The Syrian government is gleefully taking credit for an attack on an Israeli vehicle in the Golan Heights, marking the first time that Assad is publicly admitting to a direct attack on Israeli target since the outbreak of the civil war. Israel has reportedly struck back.
This was a skirmish. No one was reportedly killed. But it marks a potential turning point, and one that could jeopardize one of the UN’s longest standing peacekeeping missions.
The United Nations Disengagement Observer Force (UNDOF) was first deployed at the end of the 1973 Yom Kippur War, in which Israel captured the Golan Heights from Syria. Today, there are just over 900 troops whose main job is patrolling the boundary line between Israeli-occupied Golan and Syria. For nearly 40 years, the Mission succeeded at its most basic task, which was to deter aggression across the border between Syria and Israel. Having a few hundred international troops patrolling a slim demilitarized zone seemed to do the trick.
But in recent months, the mission has come under heavy stress. UN peacekeepers have twice been kidnapped by Syrian rebels and held for a few days before being released. Now, Israel and Syria are exchanging fire across the boundary outright. Such activity could portend the end of UNDOF as we know it.
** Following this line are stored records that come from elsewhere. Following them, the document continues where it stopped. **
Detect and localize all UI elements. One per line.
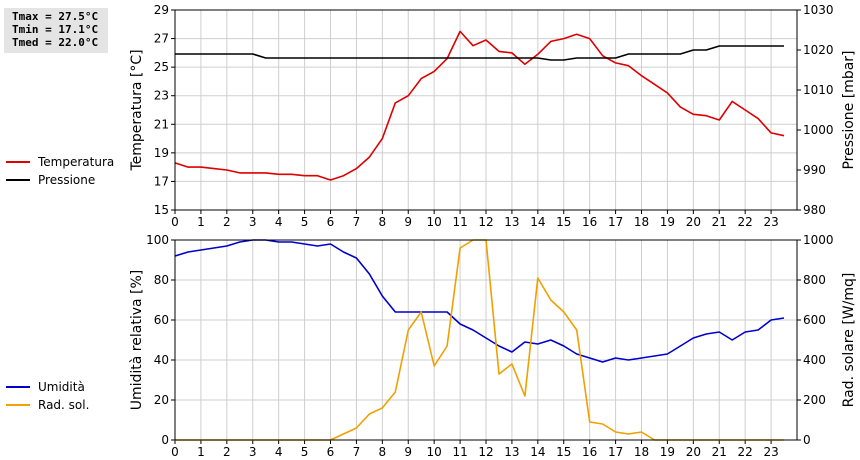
chart2-x-tick-label: 5: [301, 445, 309, 459]
chart1-series-temperatura: [174, 30, 785, 181]
chart2-x-tick-label: 17: [608, 445, 623, 459]
chart2-y2-tick-label: 200: [803, 393, 826, 407]
chart1-x-tick-label: 11: [452, 215, 467, 229]
chart1-series-pressione: [175, 45, 784, 61]
chart1-y-axis-title: Temperatura [°C]: [129, 49, 145, 171]
chart1-x-tick-label: 14: [530, 215, 545, 229]
chart1-x-tick-label: 9: [404, 215, 412, 229]
chart2-y2-tick-label: 1000: [803, 233, 834, 247]
chart2-x-tick-label: 1: [197, 445, 205, 459]
chart2-y-tick-label: 100: [146, 233, 169, 247]
chart1-x-tick-label: 18: [634, 215, 649, 229]
chart2-y2-tick-label: 400: [803, 353, 826, 367]
tmed-label: Tmed = 22.0°C: [12, 36, 99, 49]
chart2-x-tick-label: 19: [660, 445, 675, 459]
chart1-x-tick-label: 19: [660, 215, 675, 229]
chart1-x-tick-label: 3: [249, 215, 257, 229]
chart2-x-tick-label: 21: [712, 445, 727, 459]
chart1-x-tick-label: 2: [223, 215, 231, 229]
chart1-x-tick-label: 16: [582, 215, 597, 229]
chart1-frame: [174, 9, 798, 211]
chart1-y-tick-label: 19: [154, 146, 169, 160]
chart2-x-tick-label: 6: [327, 445, 335, 459]
chart2-x-tick-label: 3: [249, 445, 257, 459]
chart2-x-tick-label: 4: [275, 445, 283, 459]
chart1-x-tick-label: 0: [171, 215, 179, 229]
chart1-x-tick-label: 5: [301, 215, 309, 229]
chart2-y2-tick-label: 600: [803, 313, 826, 327]
chart2-x-tick-label: 7: [353, 445, 361, 459]
chart2-y-tick-label: 0: [161, 433, 169, 447]
chart1-y2-tick-label: 990: [803, 163, 826, 177]
chart1-x-tick-label: 13: [504, 215, 519, 229]
chart2-legend-label: Rad. sol.: [38, 398, 89, 412]
chart2-x-tick-label: 8: [379, 445, 387, 459]
chart2-x-tick-label: 22: [738, 445, 753, 459]
chart1-y-tick-label: 15: [154, 203, 169, 217]
chart1-y-tick-label: 25: [154, 60, 169, 74]
chart1-y2-tick-label: 1000: [803, 123, 834, 137]
tmin-label: Tmin = 17.1°C: [12, 23, 99, 36]
chart2-x-tick-label: 12: [478, 445, 493, 459]
chart1-y-tick-label: 29: [154, 3, 169, 17]
chart2-legend-label: Umidità: [38, 380, 85, 394]
chart1-y2-tick-label: 1010: [803, 83, 834, 97]
chart2-y-tick-label: 40: [154, 353, 169, 367]
chart1-y-tick-label: 27: [154, 32, 169, 46]
chart2-x-tick-label: 2: [223, 445, 231, 459]
chart1-x-tick-label: 1: [197, 215, 205, 229]
chart2-series-umidit-: [174, 239, 785, 363]
chart2-x-tick-label: 13: [504, 445, 519, 459]
chart2-x-tick-label: 23: [763, 445, 778, 459]
chart2-x-tick-label: 18: [634, 445, 649, 459]
chart2-x-tick-label: 20: [686, 445, 701, 459]
stats-box: Tmax = 27.5°C Tmin = 17.1°C Tmed = 22.0°…: [4, 8, 108, 53]
chart1-y2-tick-label: 980: [803, 203, 826, 217]
chart1-x-tick-label: 7: [353, 215, 361, 229]
chart1-y-tick-label: 23: [154, 89, 169, 103]
chart2-x-tick-label: 15: [556, 445, 571, 459]
tmax-label: Tmax = 27.5°C: [12, 10, 99, 23]
chart2-y-tick-label: 20: [154, 393, 169, 407]
chart1-x-tick-label: 8: [379, 215, 387, 229]
chart2-y2-tick-label: 0: [803, 433, 811, 447]
chart1-x-tick-label: 15: [556, 215, 571, 229]
chart2-x-tick-label: 10: [427, 445, 442, 459]
chart2-y-tick-label: 60: [154, 313, 169, 327]
chart1-x-tick-label: 22: [738, 215, 753, 229]
chart1-x-tick-label: 20: [686, 215, 701, 229]
chart2-x-tick-label: 9: [404, 445, 412, 459]
chart2-x-tick-label: 16: [582, 445, 597, 459]
chart1-y2-tick-label: 1020: [803, 43, 834, 57]
chart1-y2-tick-label: 1030: [803, 3, 834, 17]
chart2-y-tick-label: 80: [154, 273, 169, 287]
chart2-y-axis-title: Umidità relativa [%]: [129, 270, 145, 411]
chart2-frame: [174, 239, 798, 441]
chart2-y2-tick-label: 800: [803, 273, 826, 287]
chart2-x-tick-label: 11: [452, 445, 467, 459]
chart1-x-tick-label: 12: [478, 215, 493, 229]
chart2-x-tick-label: 14: [530, 445, 545, 459]
chart2-y2-axis-title: Rad. solare [W/mq]: [841, 273, 857, 408]
chart1-y-tick-label: 17: [154, 174, 169, 188]
chart1-x-tick-label: 10: [427, 215, 442, 229]
chart1-legend-label: Temperatura: [37, 155, 114, 169]
chart1-x-tick-label: 17: [608, 215, 623, 229]
chart1-x-tick-label: 6: [327, 215, 335, 229]
chart2-series-rad-sol-: [175, 239, 784, 441]
chart1-x-tick-label: 23: [763, 215, 778, 229]
chart2-x-tick-label: 0: [171, 445, 179, 459]
chart1-x-tick-label: 4: [275, 215, 283, 229]
chart1-legend-label: Pressione: [38, 173, 95, 187]
chart1-x-tick-label: 21: [712, 215, 727, 229]
chart1-y-tick-label: 21: [154, 117, 169, 131]
chart1-y2-axis-title: Pressione [mbar]: [841, 50, 857, 169]
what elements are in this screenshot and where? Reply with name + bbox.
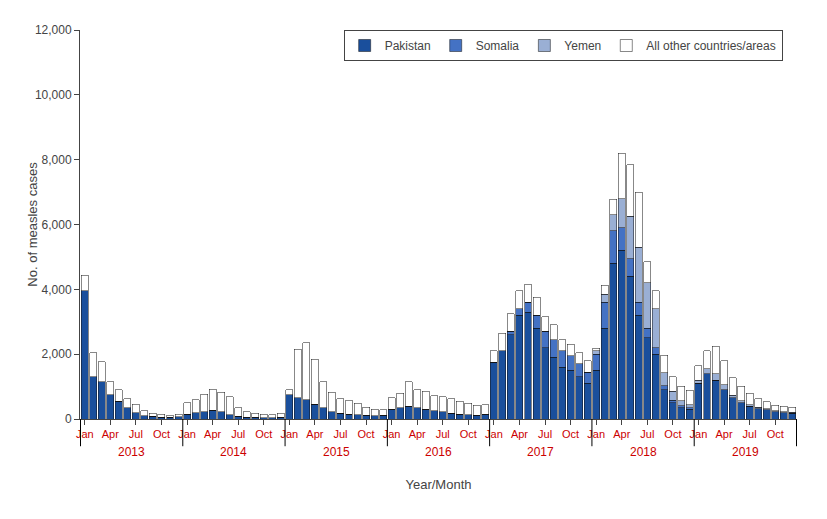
svg-text:Jan: Jan <box>76 428 94 440</box>
svg-text:Oct: Oct <box>562 428 579 440</box>
svg-text:Pakistan: Pakistan <box>385 39 431 53</box>
svg-text:Apr: Apr <box>204 428 221 440</box>
svg-text:Jul: Jul <box>129 428 143 440</box>
svg-text:Oct: Oct <box>255 428 272 440</box>
svg-text:8,000: 8,000 <box>42 153 72 167</box>
svg-text:Oct: Oct <box>153 428 170 440</box>
svg-text:6,000: 6,000 <box>42 218 72 232</box>
svg-text:2014: 2014 <box>220 445 247 459</box>
svg-text:Apr: Apr <box>102 428 119 440</box>
svg-text:2015: 2015 <box>323 445 350 459</box>
svg-text:Apr: Apr <box>306 428 323 440</box>
svg-text:Apr: Apr <box>715 428 732 440</box>
svg-text:Jan: Jan <box>587 428 605 440</box>
svg-text:Oct: Oct <box>664 428 681 440</box>
svg-text:Somalia: Somalia <box>476 39 520 53</box>
svg-text:Oct: Oct <box>460 428 477 440</box>
svg-text:Yemen: Yemen <box>564 39 601 53</box>
svg-text:Jan: Jan <box>178 428 196 440</box>
svg-text:Jul: Jul <box>538 428 552 440</box>
svg-text:Jan: Jan <box>690 428 708 440</box>
svg-text:2017: 2017 <box>527 445 554 459</box>
svg-text:Apr: Apr <box>613 428 630 440</box>
svg-text:4,000: 4,000 <box>42 283 72 297</box>
svg-text:Jul: Jul <box>436 428 450 440</box>
svg-text:Jul: Jul <box>640 428 654 440</box>
svg-text:Apr: Apr <box>409 428 426 440</box>
svg-text:0: 0 <box>65 412 72 426</box>
svg-text:Jan: Jan <box>485 428 503 440</box>
svg-text:Jan: Jan <box>383 428 401 440</box>
svg-text:2019: 2019 <box>732 445 759 459</box>
svg-text:2013: 2013 <box>118 445 145 459</box>
svg-text:2018: 2018 <box>630 445 657 459</box>
svg-text:Oct: Oct <box>767 428 784 440</box>
svg-text:10,000: 10,000 <box>35 88 72 102</box>
svg-text:All other countries/areas: All other countries/areas <box>646 39 775 53</box>
svg-text:Jul: Jul <box>231 428 245 440</box>
svg-text:Jul: Jul <box>743 428 757 440</box>
svg-text:Jan: Jan <box>280 428 298 440</box>
svg-text:Jul: Jul <box>333 428 347 440</box>
svg-text:2,000: 2,000 <box>42 347 72 361</box>
svg-text:12,000: 12,000 <box>35 23 72 37</box>
svg-text:Year/Month: Year/Month <box>405 477 471 492</box>
svg-text:Oct: Oct <box>357 428 374 440</box>
svg-text:Apr: Apr <box>511 428 528 440</box>
svg-text:No. of measles cases: No. of measles cases <box>25 162 40 287</box>
svg-text:2016: 2016 <box>425 445 452 459</box>
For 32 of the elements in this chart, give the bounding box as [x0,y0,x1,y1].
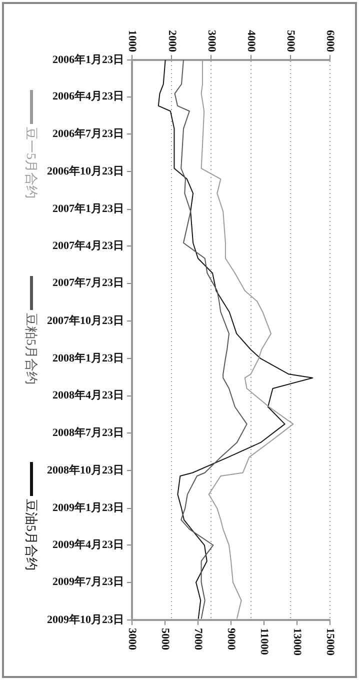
y-tick-label: 2008年7月23日 [52,426,124,439]
y-tick-label: 2009年7月23日 [52,575,124,588]
x2-tick-label: 5000 [284,30,297,52]
x2-tick-label: 1000 [126,30,138,52]
y-tick-label: 2006年7月23日 [52,126,124,140]
x-tick-label: 7000 [192,628,204,650]
text: 豆一5月合约 [23,127,40,198]
x2-tick-label: 6000 [324,30,336,52]
y-tick-label: 2006年4月23日 [52,90,124,103]
y-tick-label: 2009年10月23日 [47,612,124,626]
x-tick-label: 11000 [258,628,270,656]
y-tick-label: 2006年10月23日 [47,164,124,178]
y-tick-label: 2007年10月23日 [47,314,124,327]
x-tick-label: 13000 [291,628,304,656]
y-tick-label: 2008年10月23日 [47,464,124,477]
text: 豆油5月合约 [23,498,40,570]
x-tick-label: 15000 [324,628,336,656]
x-tick-label: 5000 [159,628,172,650]
x2-tick-label: 3000 [205,30,218,52]
x-tick-label: 9000 [225,628,238,650]
x2-tick-label: 2000 [166,30,178,52]
y-tick-label: 2008年1月23日 [52,351,124,364]
y-tick-label: 2009年1月23日 [52,501,124,514]
y-tick-label: 2007年7月23日 [52,276,124,290]
y-tick-label: 2006年1月23日 [52,52,124,66]
y-tick-label: 2009年4月23日 [52,538,124,551]
x-tick-label: 3000 [126,628,138,650]
text: 豆粕5月合约 [23,312,40,384]
y-tick-label: 2008年4月23日 [52,388,124,402]
x2-tick-label: 4000 [244,30,257,52]
y-tick-label: 2007年1月23日 [52,202,124,216]
y-tick-label: 2007年4月23日 [52,238,124,252]
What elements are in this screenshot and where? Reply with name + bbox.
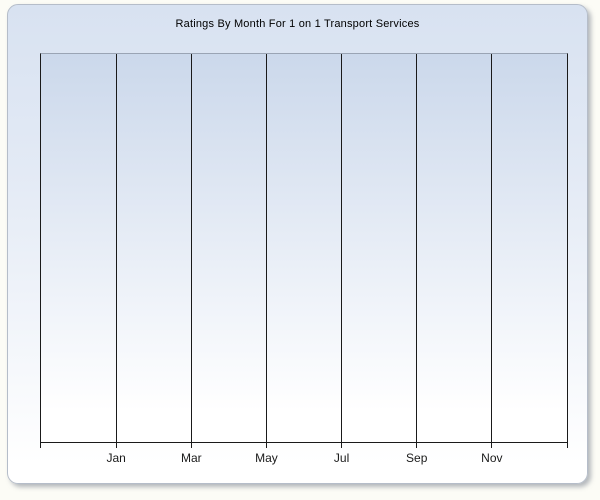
x-axis-label: Mar bbox=[180, 451, 202, 465]
x-axis-label: May bbox=[255, 451, 278, 465]
x-axis-label: Nov bbox=[481, 451, 503, 465]
plot-area: Jan Mar May Jul Sep Nov bbox=[40, 53, 568, 465]
x-axis-label: Jan bbox=[106, 451, 126, 465]
x-axis-label: Jul bbox=[333, 451, 350, 465]
axis-tick bbox=[567, 442, 568, 448]
gridline bbox=[190, 54, 192, 442]
gridline bbox=[491, 54, 493, 442]
axis-tick bbox=[491, 442, 493, 448]
axis-tick bbox=[115, 442, 117, 448]
axis-tick bbox=[265, 442, 267, 448]
gridline bbox=[265, 54, 267, 442]
gridline bbox=[115, 54, 117, 442]
gridline bbox=[341, 54, 343, 442]
gridline bbox=[416, 54, 418, 442]
axis-tick bbox=[190, 442, 192, 448]
x-axis-label: Sep bbox=[406, 451, 428, 465]
chart-window: Ratings By Month For 1 on 1 Transport Se… bbox=[7, 4, 588, 484]
chart-title: Ratings By Month For 1 on 1 Transport Se… bbox=[175, 18, 420, 30]
axis-tick bbox=[416, 442, 418, 448]
axis-tick bbox=[341, 442, 343, 448]
axis-tick bbox=[40, 442, 41, 448]
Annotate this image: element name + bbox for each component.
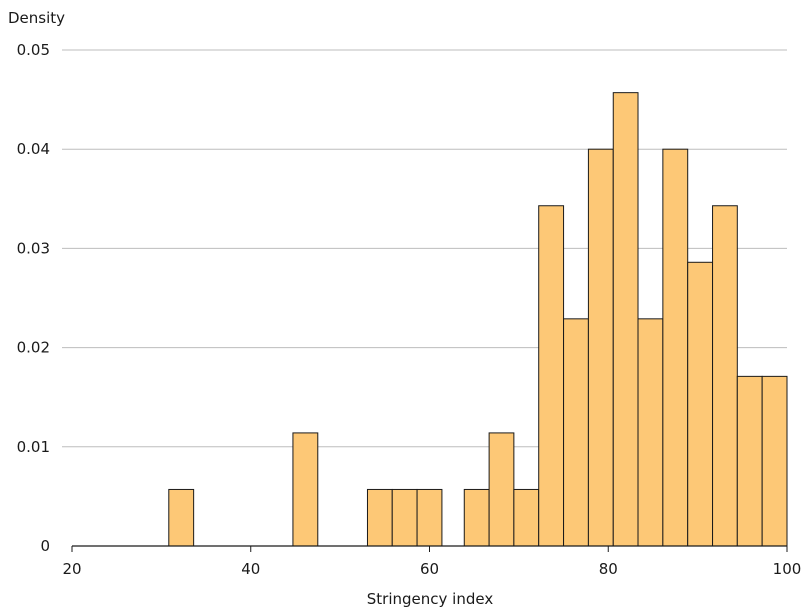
histogram-bar	[513, 488, 540, 547]
histogram-bar	[463, 488, 490, 547]
histogram-bar	[587, 148, 614, 547]
histogram-bar	[391, 488, 418, 547]
y-tick-label: 0.03	[17, 239, 50, 257]
x-tick-label: 100	[773, 560, 801, 578]
y-tick-label: 0.04	[17, 140, 50, 158]
histogram-bar	[761, 375, 788, 547]
histogram-bar	[292, 432, 319, 547]
x-axis-title: Stringency index	[367, 590, 494, 608]
y-tick-labels: 0 0.01 0.02 0.03 0.04 0.05	[17, 41, 50, 555]
histogram-bar	[366, 488, 393, 547]
x-tick-label: 40	[241, 560, 260, 578]
y-tick-label: 0	[40, 537, 50, 555]
y-tick-label: 0.05	[17, 41, 50, 59]
histogram-bar	[736, 375, 763, 547]
histogram-bar	[712, 205, 738, 547]
y-tick-label: 0.02	[17, 339, 50, 357]
histogram-bar	[416, 488, 443, 547]
x-tick-labels: 20 40 60 80 100	[62, 546, 801, 578]
x-tick-label: 60	[420, 560, 439, 578]
histogram-bar	[687, 261, 714, 547]
x-tick-label: 20	[62, 560, 81, 578]
histogram-bar	[168, 488, 195, 547]
x-tick-label: 80	[599, 560, 618, 578]
histogram-bar	[637, 318, 664, 547]
histogram-bar	[563, 318, 589, 547]
histogram-bar	[662, 148, 689, 547]
histogram-bars	[168, 92, 788, 547]
y-axis-title: Density	[8, 9, 65, 27]
histogram-bar	[488, 432, 515, 547]
histogram-bar	[538, 205, 565, 547]
y-tick-label: 0.01	[17, 438, 50, 456]
histogram-bar	[612, 92, 639, 547]
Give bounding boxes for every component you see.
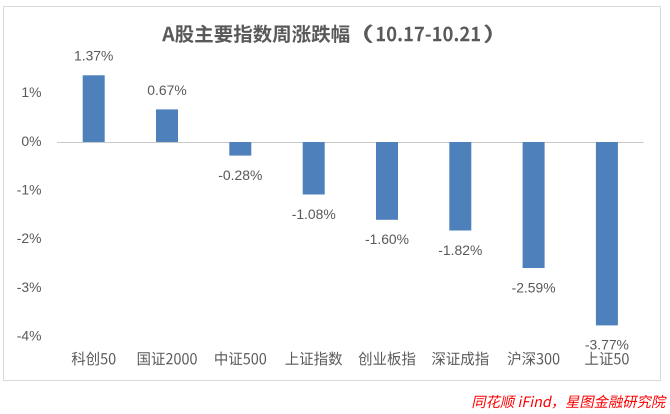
svg-text:-3.77%: -3.77%: [585, 337, 629, 353]
svg-text:-1%: -1%: [17, 182, 42, 198]
svg-text:1.37%: 1.37%: [74, 48, 113, 64]
svg-text:0%: 0%: [21, 133, 41, 149]
svg-text:-1.60%: -1.60%: [365, 231, 409, 247]
svg-text:1%: 1%: [21, 84, 41, 100]
svg-text:-3%: -3%: [17, 279, 42, 295]
svg-text:-1.82%: -1.82%: [438, 242, 482, 258]
svg-text:-2%: -2%: [17, 230, 42, 246]
svg-text:-4%: -4%: [17, 328, 42, 344]
svg-text:-0.28%: -0.28%: [218, 167, 262, 183]
svg-text:-1.08%: -1.08%: [292, 206, 336, 222]
svg-text:-2.59%: -2.59%: [512, 279, 556, 295]
svg-text:0.67%: 0.67%: [147, 82, 186, 98]
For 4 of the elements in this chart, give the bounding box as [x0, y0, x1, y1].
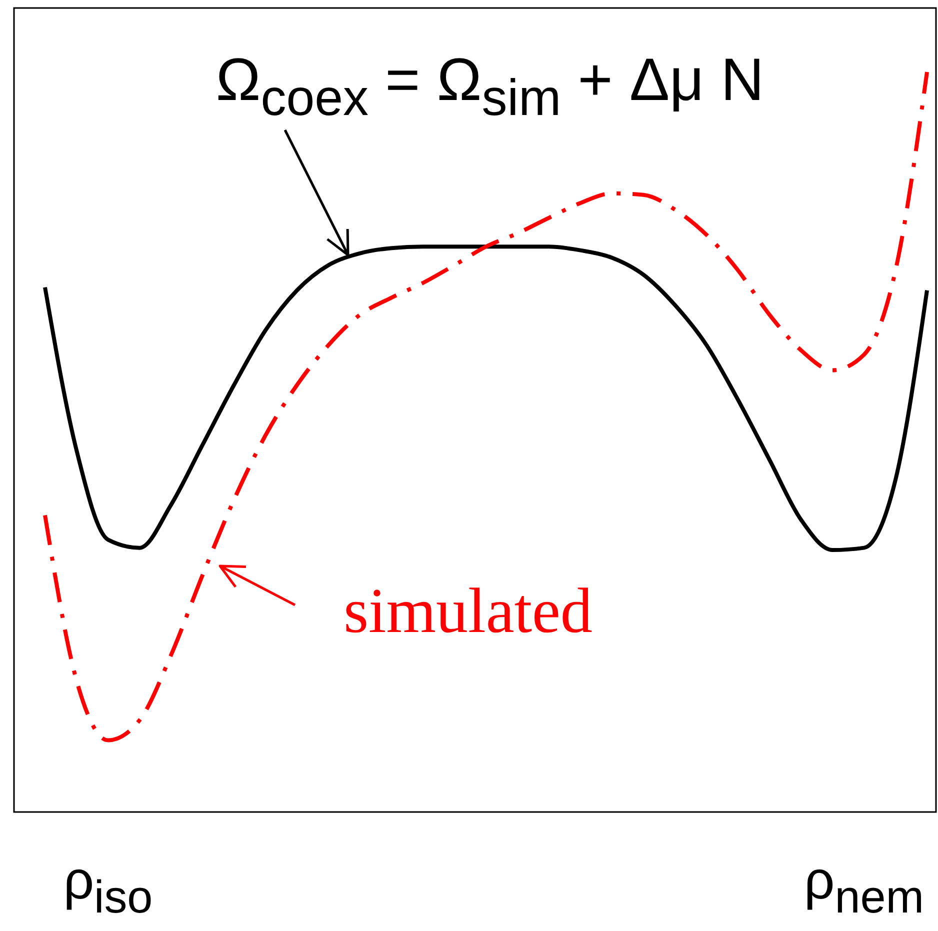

These peacekeepers have virtually no ability to physically stop these skirmishes. If two countries want to resume a fight over the Golan, that would be a political decision that a few hundred peacekeepers cannot prevent. The point of the peacekeepers was always to give the two sides some breathing room and deter that political decision. They were never a real physical deterrent.
If Syria, or heavily armed rebels want to cross the line of demarcation, lightly armed peacekeeping units would be in no position to stop them. And once that decision has been made the logic that has sustained UNDOF for 35 years would suddenly vanish.